Sequence of Courses:
- Drug, Biologic, and Device Regulation (Year 1, Fall Semester)
- Drug and Biologics Discovery (Year 1, Spring Semester)
- Drug and Biologics Development (Year 1, Summer Semester)
- Clinical Research (Year 2, Fall Semester)
- Regulated Products in the Marketplace (Year 2, Spring Semester)
This online course is designed to orient students of diverse professional backgrounds to several practical elements that underpin drug, biologic, and device regulation in the US and around the world. It provides the core for the curriculum and is a pre-requisite for all other courses. Elements that are explored are the legal framework for drug regulation, including events that have shaped today's framework; ethical issues in drug/biologic/device development and drug/biologic/device use; global regulatory guidance approaches; types of communications with Food and Drug Administration (FDA), including Investigational New Drug (IND) application, New Drug Application (NDA), and Abbreviated New Drug Application (ANDA) requirements, and 510(k) clearance and Premarket Approvals / Biologics Licensing Applications (PMA/BLA) approval requirements; chemistry, manufacturing, and control (CMC) issues; and post-marketing topics.
Pharmaceutical sciences are fundamental to the discovery of new medicines and impact clinical success. This online course is designed to orient students to the basic concepts in drug chemistry and functional groups, medicinal chemistry approaches to optimizing drug action, principles of pharmacology, biological and target considerations in drug design, and how drugs are metabolized and eliminated from the body.
Drug candidates and active pharmaceutical ingredients (API) need to be successfully delivered and must exhibit acceptable toxicology. This course follows drug discovery and examines key aspects of drug development, including drug formulation and quality, stability testing, pharmacokinetic characterization, bioequivalence, preclinical toxicology, methods of bioanalysis, and non-clinical and clinical Good Laboratory Practices (GLPs). Aspects of biologics will also be discussed.

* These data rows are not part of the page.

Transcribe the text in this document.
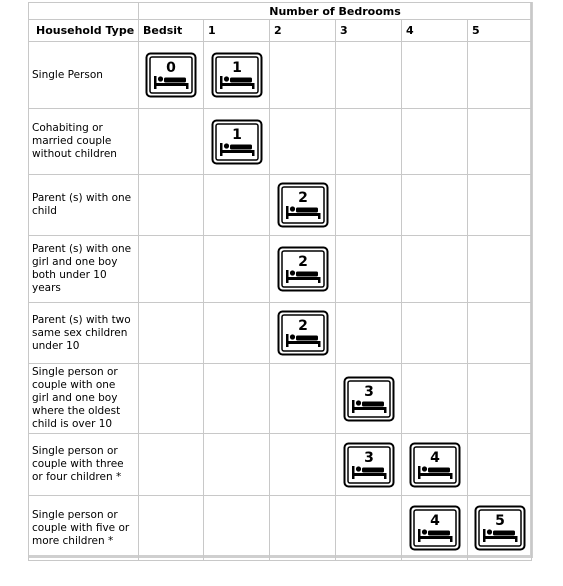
	Number of Bedrooms					
Household Type	Bedsit	1	2	3	4	5
Single Person	0	1				

Cohabiting or married couple without children		1				

Parent (s) with one child			2			

Parent (s) with one girl and one boy both under 10 years			2			

Parent (s) with two same sex children under 10			2			

Single person or couple with one girl and one boy where the oldest child is over 10				3		

Single person or couple with three or four children *				3	4	

Single person or couple with five or more children *					4	5
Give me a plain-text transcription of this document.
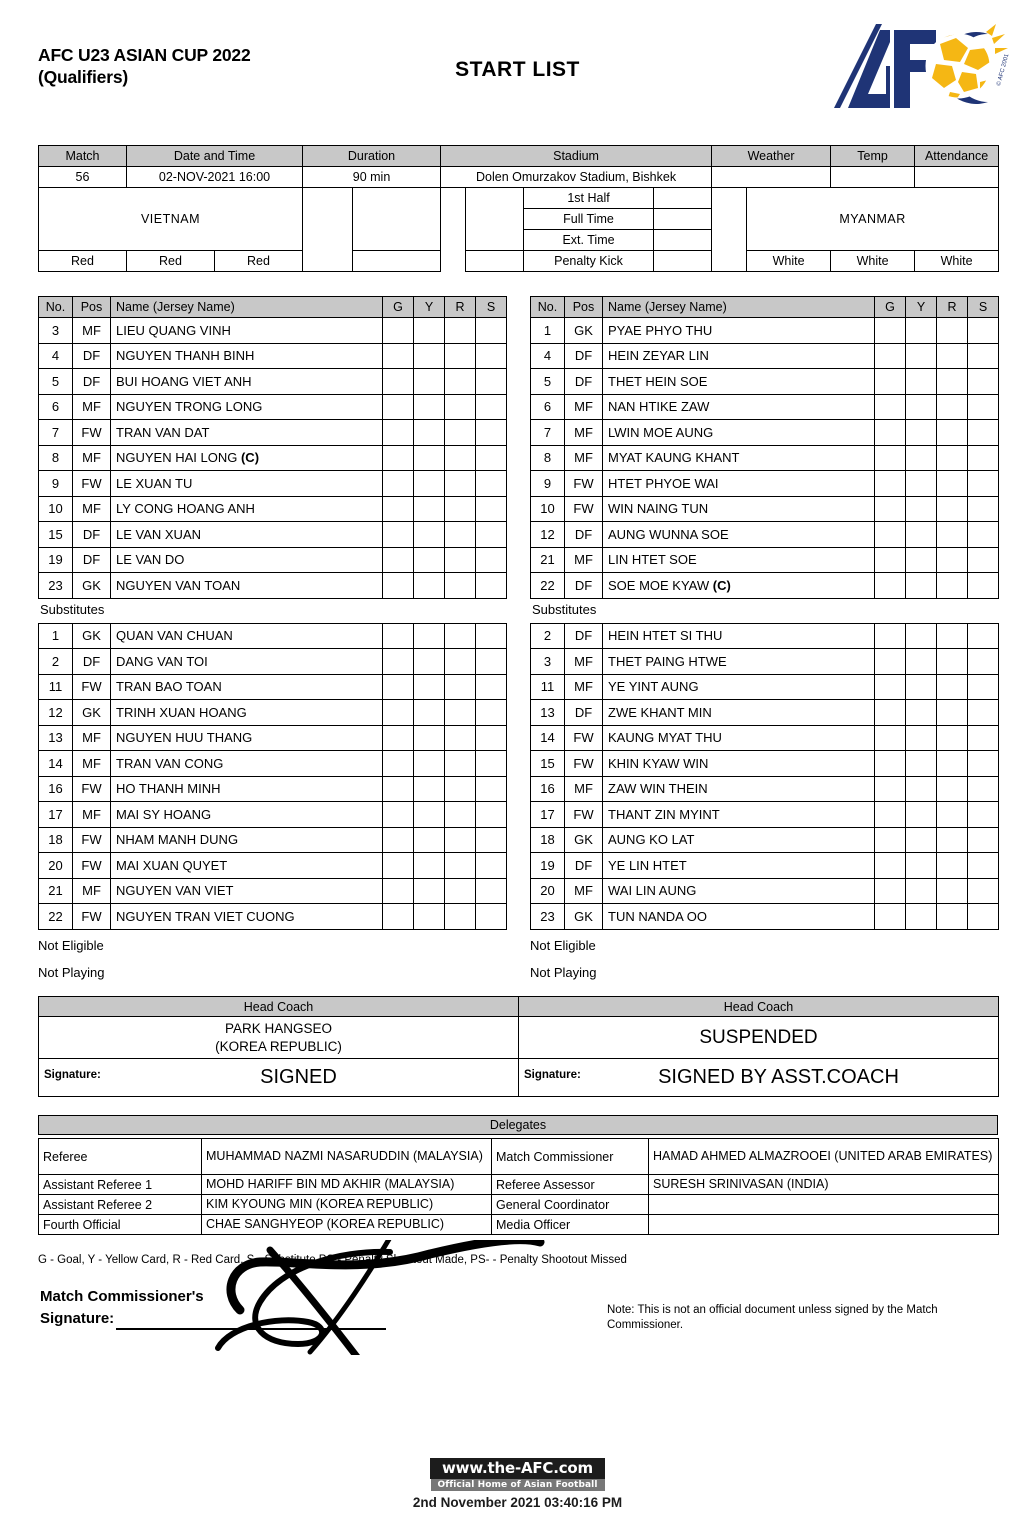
AFC U23 ASIAN CUP 2022
(Qualifiers)	START LIST	© AFC 2001
Match	Date and Time		Duration		Stadium				Weather		Temp	Attendance
56	02-NOV-2021 16:00		90 min		Dolen Omurzakov Stadium, Bishkek							
VIETNAM							1st Half			MYANMAR		
							Full Time					
							Ext. Time					
Red	Red	Red					Penalty Kick			White	White	White
No.	Pos	Name (Jersey Name)	G	Y	R	S
3	MF	LIEU QUANG VINH				
4	DF	NGUYEN THANH BINH				
5	DF	BUI HOANG VIET ANH				
6	MF	NGUYEN TRONG LONG				
7	FW	TRAN VAN DAT				
8	MF	NGUYEN HAI LONG (C)				
9	FW	LE XUAN TU				
10	MF	LY CONG HOANG ANH				
15	DF	LE VAN XUAN				
19	DF	LE VAN DO				
23	GK	NGUYEN VAN TOAN				
Substitutes
1	GK	QUAN VAN CHUAN				
2	DF	DANG VAN TOI				
11	FW	TRAN BAO TOAN				
12	GK	TRINH XUAN HOANG				
13	MF	NGUYEN HUU THANG				
14	MF	TRAN VAN CONG				
16	FW	HO THANH MINH				
17	MF	MAI SY HOANG				
18	FW	NHAM MANH DUNG				
20	FW	MAI XUAN QUYET				
21	MF	NGUYEN VAN VIET				
22	FW	NGUYEN TRAN VIET CUONG				
Not Eligible
Not Playing
No.	Pos	Name (Jersey Name)	G	Y	R	S
1	GK	PYAE PHYO THU				
4	DF	HEIN ZEYAR LIN				
5	DF	THET HEIN SOE				
6	MF	NAN HTIKE ZAW				
7	MF	LWIN MOE AUNG				
8	MF	MYAT KAUNG KHANT				
9	FW	HTET PHYOE WAI				
10	FW	WIN NAING TUN				
12	DF	AUNG WUNNA SOE				
21	MF	LIN HTET SOE				
22	DF	SOE MOE KYAW (C)				
Substitutes
2	DF	HEIN HTET SI THU				
3	MF	THET PAING HTWE				
11	MF	YE YINT AUNG				
13	DF	ZWE KHANT MIN				
14	FW	KAUNG MYAT THU				
15	FW	KHIN KYAW WIN				
16	MF	ZAW WIN THEIN				
17	FW	THANT ZIN MYINT				
18	GK	AUNG KO LAT				
19	DF	YE LIN HTET				
20	MF	WAI LIN AUNG				
23	GK	TUN NANDA OO				
Not Eligible
Not Playing
Head Coach	Head Coach

PARK HANGSEO
(KOREA REPUBLIC)	SUSPENDED

Signature: SIGNED	Signature: SIGNED BY ASST.COACH
Delegates
Referee	MUHAMMAD NAZMI NASARUDDIN (MALAYSIA)	Match Commissioner	HAMAD AHMED ALMAZROOEI (UNITED ARAB EMIRATES)
Assistant Referee 1	MOHD HARIFF BIN MD AKHIR (MALAYSIA)	Referee Assessor	SURESH SRINIVASAN (INDIA)
Assistant Referee 2	KIM KYOUNG MIN (KOREA REPUBLIC)	General Coordinator	
Fourth Official	CHAE SANGHYEOP (KOREA REPUBLIC)	Media Officer	
G - Goal, Y - Yellow Card, R - Red Card, S - Substitute PS - Penalty Shootout Made, PS- - Penalty Shootout Missed
Match Commissioner's
Signature:	Note: This is not an official document unless signed by the Match Commissioner.
www.the-AFC.com
Official Home of Asian Football
2nd November 2021 03:40:16 PM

Well-designed clinical research is essential in the development process of a medication or device and in generation of the knowledge base for evidence-based medicine and health policy. This online course is designed to uncover the ingredients of clinical research and to orient students of several important issues with current clinical studies. The students will learn how to design and implement different clinical studies. The role of each clinical phase in drug/device development and their various study designs and regulatory issues will be explored. The course will also discuss the Principles of International Conference on Harmonization (ICH) Good Clinical Practice (GCP) Guidelines and how to successfully manage clinical trials. Additionally, knowledge of personalized medicine and behavioral/social issues in drug use will be taught.
FDA approval for the marketing of the drug or other regulated product (e.g., biologics, vaccines, medical devices, laboratory tests) is a major milestone in a product's lifecycle. But it doesn't stop there. Once on the market, how a drug is used and by whom, entry of competing products into the marketplace, and changes in medical care can change the benefit-risk balance. This course covers the breadth of clinical research and surveillance activities take place in the post-approval phase of a regulated medical product's lifecycle. This includes pharmacovigilance and risk management activities, pharmacoepidemiology, pharmacoeconomics, comparative effectiveness, and drug utilization research. The course is designed to prepare students to communicate across the pre-/post-marketing divide, evaluate the need for post-marketing studies, and to be able to critically interpret and apply the results of such studies.